Bill, I was wondering if you could help me with this. I would like to purchase this "Colt MaxiCut Forstner bit set" that you mentioned in your post. The emphasis being "SET" and also "Specifically Made For Peppermills".
I have enjoyed making a few of the ceramic peppermills but wished I had better forstner bits.

When I visit Colt's website, I can't figure out how to put together "all" of the items that you mentioned in your post...which by the way, is what I want.

Bill, I would very much appreciate any help on how to put this "kit" together and also where to purchase it.
For your information, I am using a Jet 1642.

Thank you
Dick


----------



## Bill Boehme (Feb 9, 2014)

Rodbuster said:


> Bill, I was wondering if you could help me with this. I would like to purchase this "Colt MaxiCut Forstner bit set" that you mentioned in your post. The emphasis being "SET" and also "Specifically Made For Peppermills"...

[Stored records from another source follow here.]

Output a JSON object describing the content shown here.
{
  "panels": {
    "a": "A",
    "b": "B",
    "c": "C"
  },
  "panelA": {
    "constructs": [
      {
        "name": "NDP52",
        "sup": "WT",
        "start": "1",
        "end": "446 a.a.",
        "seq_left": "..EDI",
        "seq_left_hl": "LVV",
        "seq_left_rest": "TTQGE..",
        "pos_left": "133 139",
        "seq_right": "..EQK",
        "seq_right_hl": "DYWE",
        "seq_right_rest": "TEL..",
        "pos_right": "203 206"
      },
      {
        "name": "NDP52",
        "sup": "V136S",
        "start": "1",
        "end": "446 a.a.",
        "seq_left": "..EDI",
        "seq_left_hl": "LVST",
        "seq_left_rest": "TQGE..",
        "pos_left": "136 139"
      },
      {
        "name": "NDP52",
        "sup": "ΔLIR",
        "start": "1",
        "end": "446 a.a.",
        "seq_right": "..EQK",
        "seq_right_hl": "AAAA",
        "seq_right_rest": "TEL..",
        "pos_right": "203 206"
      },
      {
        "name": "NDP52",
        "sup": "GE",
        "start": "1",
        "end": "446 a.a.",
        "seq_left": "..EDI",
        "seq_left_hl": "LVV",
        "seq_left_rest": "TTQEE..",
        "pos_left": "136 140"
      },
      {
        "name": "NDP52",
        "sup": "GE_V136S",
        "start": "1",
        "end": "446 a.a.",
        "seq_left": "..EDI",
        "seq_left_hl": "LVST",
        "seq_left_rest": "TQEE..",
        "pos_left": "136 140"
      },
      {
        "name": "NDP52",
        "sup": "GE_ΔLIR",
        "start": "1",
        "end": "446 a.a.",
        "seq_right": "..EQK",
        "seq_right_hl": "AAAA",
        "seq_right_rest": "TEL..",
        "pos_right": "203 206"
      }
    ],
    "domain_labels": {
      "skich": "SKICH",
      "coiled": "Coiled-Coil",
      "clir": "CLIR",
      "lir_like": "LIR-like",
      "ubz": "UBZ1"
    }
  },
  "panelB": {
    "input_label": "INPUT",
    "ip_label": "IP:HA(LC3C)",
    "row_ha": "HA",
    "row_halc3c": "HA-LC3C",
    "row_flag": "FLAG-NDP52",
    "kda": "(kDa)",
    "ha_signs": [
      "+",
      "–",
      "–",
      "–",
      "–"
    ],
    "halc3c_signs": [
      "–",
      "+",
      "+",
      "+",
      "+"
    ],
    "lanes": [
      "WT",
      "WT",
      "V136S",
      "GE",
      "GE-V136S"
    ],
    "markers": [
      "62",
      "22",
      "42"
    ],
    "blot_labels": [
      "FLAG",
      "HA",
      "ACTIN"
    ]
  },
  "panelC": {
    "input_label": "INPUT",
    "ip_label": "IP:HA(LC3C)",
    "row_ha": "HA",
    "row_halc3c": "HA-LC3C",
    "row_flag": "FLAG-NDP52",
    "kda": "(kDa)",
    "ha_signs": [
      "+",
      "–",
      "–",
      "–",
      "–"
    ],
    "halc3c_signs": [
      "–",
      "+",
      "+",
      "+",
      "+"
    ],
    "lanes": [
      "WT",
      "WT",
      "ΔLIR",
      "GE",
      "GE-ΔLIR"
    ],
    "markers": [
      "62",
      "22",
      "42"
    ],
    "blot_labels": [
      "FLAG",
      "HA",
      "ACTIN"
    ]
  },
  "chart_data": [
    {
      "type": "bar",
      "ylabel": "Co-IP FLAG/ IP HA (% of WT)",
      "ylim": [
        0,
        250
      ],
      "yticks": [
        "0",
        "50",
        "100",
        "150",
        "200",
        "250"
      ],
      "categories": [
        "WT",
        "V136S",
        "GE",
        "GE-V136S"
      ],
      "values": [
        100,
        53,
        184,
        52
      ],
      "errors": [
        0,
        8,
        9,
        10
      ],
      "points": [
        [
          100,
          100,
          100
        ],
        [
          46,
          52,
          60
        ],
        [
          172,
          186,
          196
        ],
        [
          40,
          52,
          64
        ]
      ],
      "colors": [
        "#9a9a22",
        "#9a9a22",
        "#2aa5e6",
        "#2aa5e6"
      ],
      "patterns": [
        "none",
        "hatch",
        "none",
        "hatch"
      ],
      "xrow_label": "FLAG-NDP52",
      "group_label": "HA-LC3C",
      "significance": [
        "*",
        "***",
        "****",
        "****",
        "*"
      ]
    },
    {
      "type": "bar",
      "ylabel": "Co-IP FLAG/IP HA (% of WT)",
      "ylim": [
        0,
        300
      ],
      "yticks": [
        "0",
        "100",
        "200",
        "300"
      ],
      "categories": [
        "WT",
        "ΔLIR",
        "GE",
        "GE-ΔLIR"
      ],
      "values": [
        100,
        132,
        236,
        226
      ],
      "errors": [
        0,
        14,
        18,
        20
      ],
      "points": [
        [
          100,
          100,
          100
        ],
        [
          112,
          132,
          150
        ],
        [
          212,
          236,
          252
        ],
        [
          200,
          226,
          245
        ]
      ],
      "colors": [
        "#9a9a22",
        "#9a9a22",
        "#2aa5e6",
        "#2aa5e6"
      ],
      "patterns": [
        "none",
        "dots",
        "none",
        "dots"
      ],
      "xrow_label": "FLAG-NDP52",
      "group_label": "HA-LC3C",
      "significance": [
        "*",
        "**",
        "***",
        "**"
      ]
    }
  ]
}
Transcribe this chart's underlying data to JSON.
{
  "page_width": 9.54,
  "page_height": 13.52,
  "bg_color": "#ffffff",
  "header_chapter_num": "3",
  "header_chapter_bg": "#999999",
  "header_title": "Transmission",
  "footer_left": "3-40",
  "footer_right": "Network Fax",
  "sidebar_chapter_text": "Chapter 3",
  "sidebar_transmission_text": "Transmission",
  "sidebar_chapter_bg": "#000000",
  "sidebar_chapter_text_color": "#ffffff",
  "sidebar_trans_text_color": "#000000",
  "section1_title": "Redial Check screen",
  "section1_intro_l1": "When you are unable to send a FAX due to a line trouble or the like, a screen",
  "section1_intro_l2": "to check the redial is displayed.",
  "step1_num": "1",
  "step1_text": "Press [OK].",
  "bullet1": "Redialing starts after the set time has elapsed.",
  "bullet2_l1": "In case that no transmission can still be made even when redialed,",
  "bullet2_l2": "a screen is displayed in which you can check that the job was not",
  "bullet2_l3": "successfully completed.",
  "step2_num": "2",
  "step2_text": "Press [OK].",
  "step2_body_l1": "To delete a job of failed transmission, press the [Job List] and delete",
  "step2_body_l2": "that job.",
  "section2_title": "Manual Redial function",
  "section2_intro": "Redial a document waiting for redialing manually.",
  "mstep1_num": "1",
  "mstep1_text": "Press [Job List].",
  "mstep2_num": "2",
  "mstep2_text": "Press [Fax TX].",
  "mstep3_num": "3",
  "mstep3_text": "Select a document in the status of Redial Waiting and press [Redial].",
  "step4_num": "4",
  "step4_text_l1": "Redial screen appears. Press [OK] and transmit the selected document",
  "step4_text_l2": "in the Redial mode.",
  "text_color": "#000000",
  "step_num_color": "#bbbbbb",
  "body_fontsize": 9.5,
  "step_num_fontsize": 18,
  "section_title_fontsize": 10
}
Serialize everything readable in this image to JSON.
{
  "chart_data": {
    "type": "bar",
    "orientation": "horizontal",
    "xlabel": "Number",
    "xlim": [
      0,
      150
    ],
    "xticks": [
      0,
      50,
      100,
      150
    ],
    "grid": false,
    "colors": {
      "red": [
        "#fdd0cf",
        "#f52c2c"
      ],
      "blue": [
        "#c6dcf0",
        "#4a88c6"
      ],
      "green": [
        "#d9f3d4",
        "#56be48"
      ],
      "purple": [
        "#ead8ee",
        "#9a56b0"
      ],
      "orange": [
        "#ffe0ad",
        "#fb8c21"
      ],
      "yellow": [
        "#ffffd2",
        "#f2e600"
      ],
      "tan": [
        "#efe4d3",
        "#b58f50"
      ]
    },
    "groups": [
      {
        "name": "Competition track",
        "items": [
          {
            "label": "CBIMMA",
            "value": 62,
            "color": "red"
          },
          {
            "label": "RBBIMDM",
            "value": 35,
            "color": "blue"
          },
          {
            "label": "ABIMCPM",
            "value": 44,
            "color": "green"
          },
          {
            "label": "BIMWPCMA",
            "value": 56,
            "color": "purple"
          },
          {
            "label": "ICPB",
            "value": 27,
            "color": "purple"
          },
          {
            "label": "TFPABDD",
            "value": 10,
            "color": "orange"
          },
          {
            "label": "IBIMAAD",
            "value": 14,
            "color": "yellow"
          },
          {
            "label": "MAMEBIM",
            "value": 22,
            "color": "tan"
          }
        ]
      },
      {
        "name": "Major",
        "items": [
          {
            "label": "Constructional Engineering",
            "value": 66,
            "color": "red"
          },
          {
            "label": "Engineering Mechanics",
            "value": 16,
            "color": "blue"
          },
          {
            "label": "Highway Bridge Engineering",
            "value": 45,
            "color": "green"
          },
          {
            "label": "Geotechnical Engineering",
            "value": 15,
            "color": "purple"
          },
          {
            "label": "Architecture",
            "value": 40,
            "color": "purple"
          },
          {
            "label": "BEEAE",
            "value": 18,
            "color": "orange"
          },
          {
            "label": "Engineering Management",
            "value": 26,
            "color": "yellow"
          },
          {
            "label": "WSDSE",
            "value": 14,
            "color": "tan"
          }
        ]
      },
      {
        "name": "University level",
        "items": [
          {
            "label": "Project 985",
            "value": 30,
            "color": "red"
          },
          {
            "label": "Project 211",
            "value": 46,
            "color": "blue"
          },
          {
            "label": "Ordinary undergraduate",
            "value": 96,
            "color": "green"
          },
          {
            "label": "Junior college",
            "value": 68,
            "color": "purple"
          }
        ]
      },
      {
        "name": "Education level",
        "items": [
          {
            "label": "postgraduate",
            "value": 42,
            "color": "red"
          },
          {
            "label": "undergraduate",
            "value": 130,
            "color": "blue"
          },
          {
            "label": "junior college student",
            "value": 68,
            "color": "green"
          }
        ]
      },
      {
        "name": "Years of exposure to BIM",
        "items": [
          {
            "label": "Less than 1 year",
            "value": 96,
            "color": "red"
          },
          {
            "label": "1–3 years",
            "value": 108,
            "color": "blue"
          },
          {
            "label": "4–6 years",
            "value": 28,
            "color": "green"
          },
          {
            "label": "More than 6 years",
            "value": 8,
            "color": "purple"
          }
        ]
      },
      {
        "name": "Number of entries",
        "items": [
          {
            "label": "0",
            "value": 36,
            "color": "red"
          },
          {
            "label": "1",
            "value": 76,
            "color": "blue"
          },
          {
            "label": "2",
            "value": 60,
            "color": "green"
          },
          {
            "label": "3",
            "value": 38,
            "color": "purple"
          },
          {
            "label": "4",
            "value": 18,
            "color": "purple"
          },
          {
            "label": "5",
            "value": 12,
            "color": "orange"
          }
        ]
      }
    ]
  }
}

Dick, here is the set that I have. It is called "Woodturners Starter Kit WSK-116 and has a 1 1/16" Forstner bit which is used for the standard metal mills. I think that the ceramic mills require a different size Forstner bit. Also, you might want to also get the larger bit used at the bottom although that part is easily turned with a square box scraper. I bought it at Woodcraft about three years ago. If you didn't see it on the Colt site, it might no longer be available as a boxed kit.


----------



## Bill Boehme (Feb 9, 2014)

Also, here is what is inside the fancy wooden box.









It includes the Forstner bit, a 6" extension, and a #2 Morse taper adapter. The sections lock together with a simple twist called RotaStop that maintains precision alignment. This kit enables you to make a ten inch peppermill. I believe that longer extensions are also available. The boxed kit was $89.99 and I'm sure that I paid for the box as well as the drill parts.


----------



## Bill Boehme (Feb 9, 2014)

I found that Infinity Cutting Tools has the peppermill kit, but I don't think that it comes in a wooden box. Their "sale" price is a hair under a hundred bucks. Or, you can buy the individual pieces ... Packard has the best price at about $90. Craft Supplies is a few dollars more and TheBestThings is many dollars more.


----------



## Rodbuster (Sep 11, 2013)

Looking at the time that you posted, it would seem that you have about an hour of your time doing research for me.
Bill, you've helped me before with questions I've had.

Thank you very much for taking the time.
Dick


----------



## thenodemaster (Jun 14, 2015)

sawdustfactory said:


> Plus one on Colt. Pricey but worth it.


Thanks for the link. I have seen these bots advertised in my woodturning magazines but they had the site for places in England. Had not had a chance to look for something on this side of the pond. You just saved me a google search. Thanks!:thumbsup:


----------